The same goes for any other mega-IPO. These companies debut at huge valuations and will be added to indexes, like the S&P 500, within their first year of trading. Remember Facebook a few years ago?

We generally think of IPOs as being a young, unknown companies making their first splash on a grand stage, but that isn’t the trend as of late. We’re now seeing more mature, nationally-recognized firms emerging from private status much later in their life cycle. This means that right off the bat they will be eligible for the most widely-tracked indexes simply because of their size. If you own any kind of broad-based, or large capitalization index fund, you will soon enough have a small percentage of your portfolio in Uber.

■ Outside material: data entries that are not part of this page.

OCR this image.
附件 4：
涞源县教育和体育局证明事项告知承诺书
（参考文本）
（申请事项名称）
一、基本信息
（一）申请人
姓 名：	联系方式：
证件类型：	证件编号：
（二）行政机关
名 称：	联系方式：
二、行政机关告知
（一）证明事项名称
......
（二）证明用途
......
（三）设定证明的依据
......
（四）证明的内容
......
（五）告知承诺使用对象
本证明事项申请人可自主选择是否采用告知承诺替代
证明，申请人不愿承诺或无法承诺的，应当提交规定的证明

But this dynamic – owning little bits of a ton of companies – is exactly the kind of strategy to take. It allows us to sidestep the “should I buy it??” questions, and instead focus on other things – like, literally anything else you can possibly think of. Want to spend (waste) some time watching the Seattle Mariners? Go right ahead, you’re free to do it because you don’t have to analyze Uber’s next quarterly report. You’re gonna own a little chunk of it. The alternative is an investing reality you don’t want to endure.

This is the beauty of being a passive investor. Take, for example, Danaher Corporation (ticker: DHR). I have never heard of this company in my life, and this is kind of my thing to know. But guess what – I own it! It’s actually the 66th largest component of the S&P 500. Thankfully, I didn’t have to decide whether its investment prospects were rosy or grim. I just own a tiny chunk of it and can live my life doing other things. Just now, I took a break to make a snack. In no part of this break did I have to dedicate time to check in on Danaher Corporation. 100% of my break time was devoted to my snack. What a time to be alive.

The hardest hurdle to overcome as an investor is the lure of the stock pick. The best way to win that game: Don’t even play.